The resolutions highlighted how campus anti-Israel activism brings together university politics, unproven international legal allegations and representative groups dedicated to other causes to advance opposition to Israel.

The Student Assembly represents Cornell’s undergraduate student body to the university administration and is meant to improve student life on campus through issues like transportation. Resolutions approved by the assembly are brought to the university president, who can accept or reject the measures.

The resolution targeting the Technion called on Cornell to “terminate its institutional partnership” with the Israeli university, one of Israel’s leading institutions of higher education.

The measure cited “serious ethical concerns” and “complicity in genocide,” alleging that Technion’s involvement with the Israeli military violated international law.

Cornell operates a campus in New York City in partnership with the Technion.

The assembly adopted the resolution on Thursday with 17 votes in favor and five opposed.

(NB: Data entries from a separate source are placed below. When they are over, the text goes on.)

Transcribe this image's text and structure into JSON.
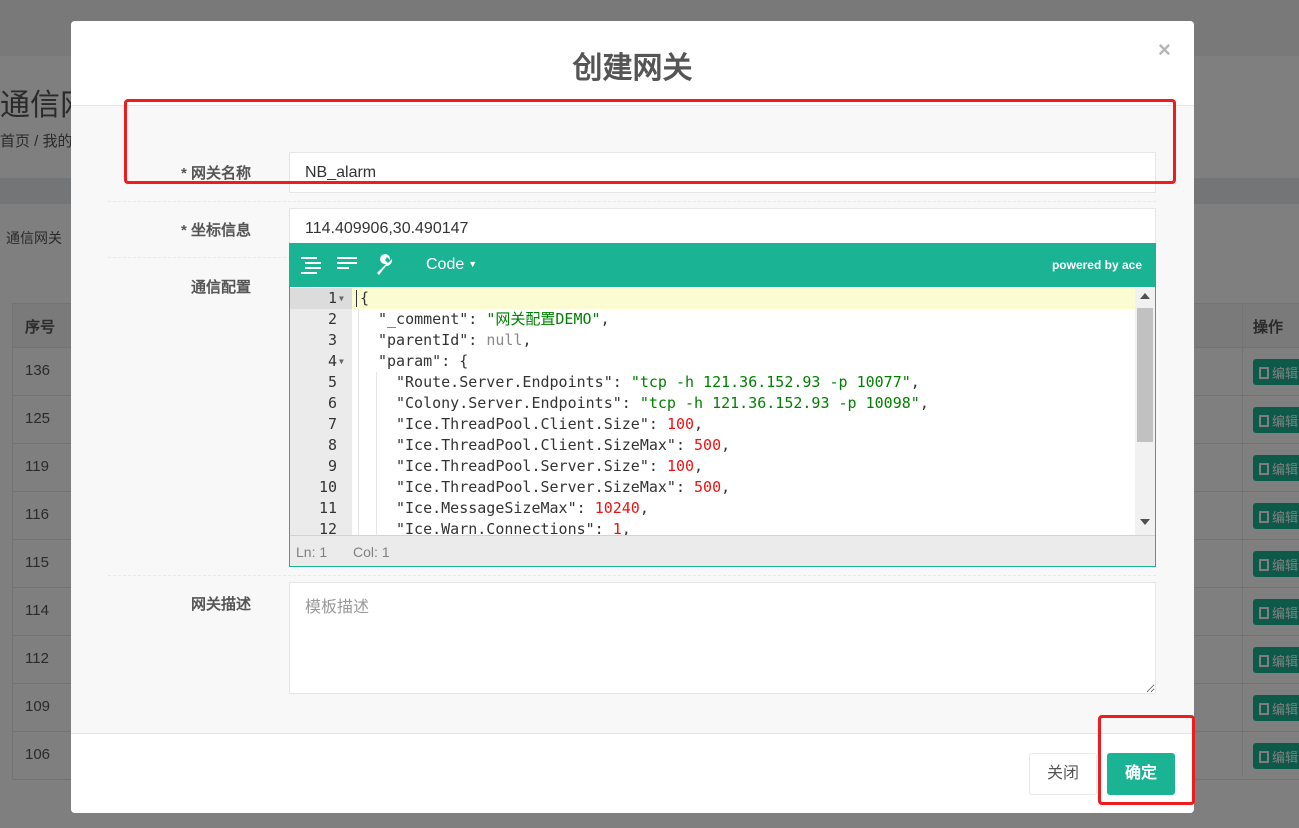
{
  "background": {
    "page_title": "通信网",
    "breadcrumb": "首页  /   我的",
    "subtitle": "通信网关",
    "table": {
      "col_no": "序号",
      "col_op": "操作",
      "rows": [
        "136",
        "125",
        "119",
        "116",
        "115",
        "114",
        "112",
        "109",
        "106"
      ],
      "edit_label": "编辑"
    }
  },
  "modal": {
    "title": "创建网关",
    "close_glyph": "×",
    "fields": {
      "name": {
        "label": "* 网关名称",
        "value": "NB_alarm"
      },
      "coords": {
        "label": "* 坐标信息",
        "value": "114.409906,30.490147"
      },
      "config": {
        "label": "通信配置"
      },
      "desc": {
        "label": "网关描述",
        "placeholder": "模板描述",
        "value": ""
      }
    },
    "editor": {
      "mode_label": "Code",
      "powered_by": "powered by ace",
      "toolbar_icons": [
        "format-icon",
        "compact-icon",
        "repair-icon"
      ],
      "status_ln": "Ln: 1",
      "status_col": "Col: 1",
      "lines": [
        {
          "no": "1",
          "fold": true,
          "indent": 0,
          "tokens": [
            [
              "k",
              "{"
            ]
          ]
        },
        {
          "no": "2",
          "fold": false,
          "indent": 1,
          "tokens": [
            [
              "k",
              "\"_comment\": "
            ],
            [
              "s",
              "\"网关配置DEMO\""
            ],
            [
              "k",
              ","
            ]
          ]
        },
        {
          "no": "3",
          "fold": false,
          "indent": 1,
          "tokens": [
            [
              "k",
              "\"parentId\": "
            ],
            [
              "nl",
              "null"
            ],
            [
              "k",
              ","
            ]
          ]
        },
        {
          "no": "4",
          "fold": true,
          "indent": 1,
          "tokens": [
            [
              "k",
              "\"param\": {"
            ]
          ]
        },
        {
          "no": "5",
          "fold": false,
          "indent": 2,
          "tokens": [
            [
              "k",
              "\"Route.Server.Endpoints\": "
            ],
            [
              "s",
              "\"tcp -h 121.36.152.93 -p 10077\""
            ],
            [
              "k",
              ","
            ]
          ]
        },
        {
          "no": "6",
          "fold": false,
          "indent": 2,
          "tokens": [
            [
              "k",
              "\"Colony.Server.Endpoints\": "
            ],
            [
              "s",
              "\"tcp -h 121.36.152.93 -p 10098\""
            ],
            [
              "k",
              ","
            ]
          ]
        },
        {
          "no": "7",
          "fold": false,
          "indent": 2,
          "tokens": [
            [
              "k",
              "\"Ice.ThreadPool.Client.Size\": "
            ],
            [
              "n",
              "100"
            ],
            [
              "k",
              ","
            ]
          ]
        },
        {
          "no": "8",
          "fold": false,
          "indent": 2,
          "tokens": [
            [
              "k",
              "\"Ice.ThreadPool.Client.SizeMax\": "
            ],
            [
              "n",
              "500"
            ],
            [
              "k",
              ","
            ]
          ]
        },
        {
          "no": "9",
          "fold": false,
          "indent": 2,
          "tokens": [
            [
              "k",
              "\"Ice.ThreadPool.Server.Size\": "
            ],
            [
              "n",
              "100"
            ],
            [
              "k",
              ","
            ]
          ]
        },
        {
          "no": "10",
          "fold": false,
          "indent": 2,
          "tokens": [
            [
              "k",
              "\"Ice.ThreadPool.Server.SizeMax\": "
            ],
            [
              "n",
              "500"
            ],
            [
              "k",
              ","
            ]
          ]
        },
        {
          "no": "11",
          "fold": false,
          "indent": 2,
          "tokens": [
            [
              "k",
              "\"Ice.MessageSizeMax\": "
            ],
            [
              "n",
              "10240"
            ],
            [
              "k",
              ","
            ]
          ]
        },
        {
          "no": "12",
          "fold": false,
          "indent": 2,
          "tokens": [
            [
              "k",
              "\"Ice.Warn.Connections\": "
            ],
            [
              "n",
              "1"
            ],
            [
              "k",
              ","
            ]
          ]
        }
      ]
    },
    "footer": {
      "close_label": "关闭",
      "confirm_label": "确定"
    }
  },
  "colors": {
    "accent": "#1ab394",
    "highlight": "#ee1c1c"
  }
}
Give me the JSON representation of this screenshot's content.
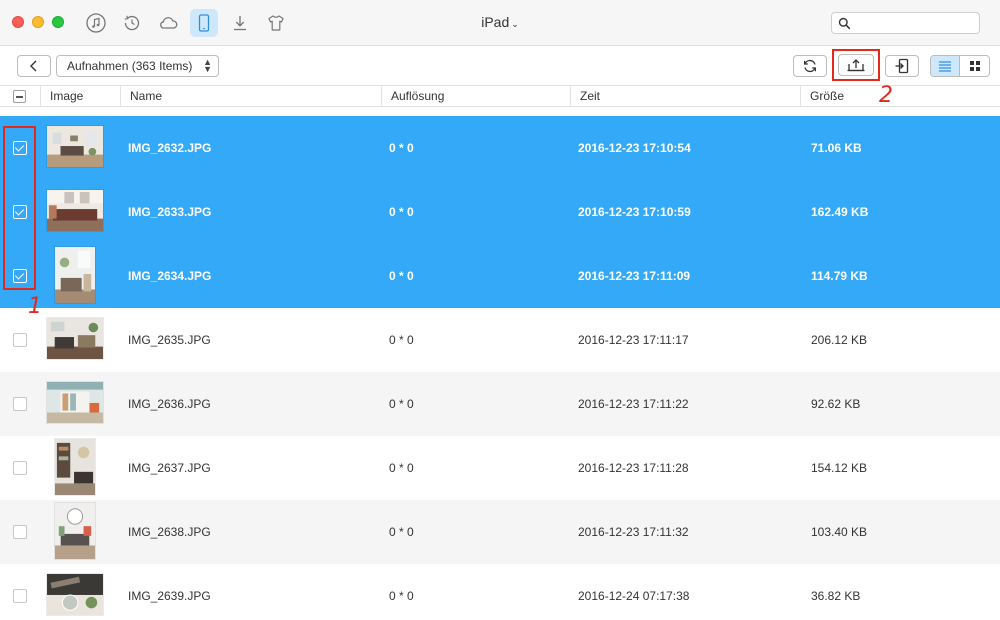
{
  "window": {
    "device_title": "iPad",
    "nav_icons": [
      "music-icon",
      "history-icon",
      "cloud-icon",
      "ipad-icon",
      "download-icon",
      "shirt-icon"
    ],
    "active_nav": "ipad-icon",
    "search_placeholder": ""
  },
  "toolbar": {
    "folder_label": "Aufnahmen (363 Items)",
    "buttons": [
      "back-icon",
      "refresh-icon",
      "export-to-computer-icon",
      "import-to-device-icon",
      "list-view-icon",
      "grid-view-icon"
    ],
    "active_view": "list"
  },
  "annotations": {
    "step1": "1",
    "step2": "2",
    "highlight_color": "#e2291c"
  },
  "table": {
    "columns": {
      "image": "Image",
      "name": "Name",
      "resolution": "Auflösung",
      "time": "Zeit",
      "size": "Größe"
    },
    "rows": [
      {
        "name": "IMG_2632.JPG",
        "resolution": "0 * 0",
        "time": "2016-12-23 17:10:54",
        "size": "71.06 KB",
        "selected": true
      },
      {
        "name": "IMG_2633.JPG",
        "resolution": "0 * 0",
        "time": "2016-12-23 17:10:59",
        "size": "162.49 KB",
        "selected": true
      },
      {
        "name": "IMG_2634.JPG",
        "resolution": "0 * 0",
        "time": "2016-12-23 17:11:09",
        "size": "114.79 KB",
        "selected": true
      },
      {
        "name": "IMG_2635.JPG",
        "resolution": "0 * 0",
        "time": "2016-12-23 17:11:17",
        "size": "206.12 KB",
        "selected": false
      },
      {
        "name": "IMG_2636.JPG",
        "resolution": "0 * 0",
        "time": "2016-12-23 17:11:22",
        "size": "92.62 KB",
        "selected": false
      },
      {
        "name": "IMG_2637.JPG",
        "resolution": "0 * 0",
        "time": "2016-12-23 17:11:28",
        "size": "154.12 KB",
        "selected": false
      },
      {
        "name": "IMG_2638.JPG",
        "resolution": "0 * 0",
        "time": "2016-12-23 17:11:32",
        "size": "103.40 KB",
        "selected": false
      },
      {
        "name": "IMG_2639.JPG",
        "resolution": "0 * 0",
        "time": "2016-12-24 07:17:38",
        "size": "36.82 KB",
        "selected": false
      }
    ]
  },
  "colors": {
    "selection": "#33a9f8",
    "active_tab": "#cfe7fb"
  }
}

The second resolution condemned Cornell’s “use of programming to platform individuals implicated in war crimes,” due to a Cornell program called Pathways to Peace that hosted Israeli lawmaker Tzipi Livni.

Livni is a former Knesset member and minister, a critic of Prime Minister Benjamin Netanyahu and a supporter of a two-state solution, at one point heading peace talks with the Palestinians.

In 2009, a UK court issued a warrant for Livni over alleged war crimes committed by the IDF during the previous year’s conflict in Gaza, but Livni did not go through with a planned trip to the UK. A summons that UK police issued to Livni in 2016 was also dropped. Those police moves came after pressure from UK anti-Israel activists.

The Cornell resolution said Livni’s participation in campus events created “a hostile and coercive academic environment for students” and exposed students to “state propaganda.”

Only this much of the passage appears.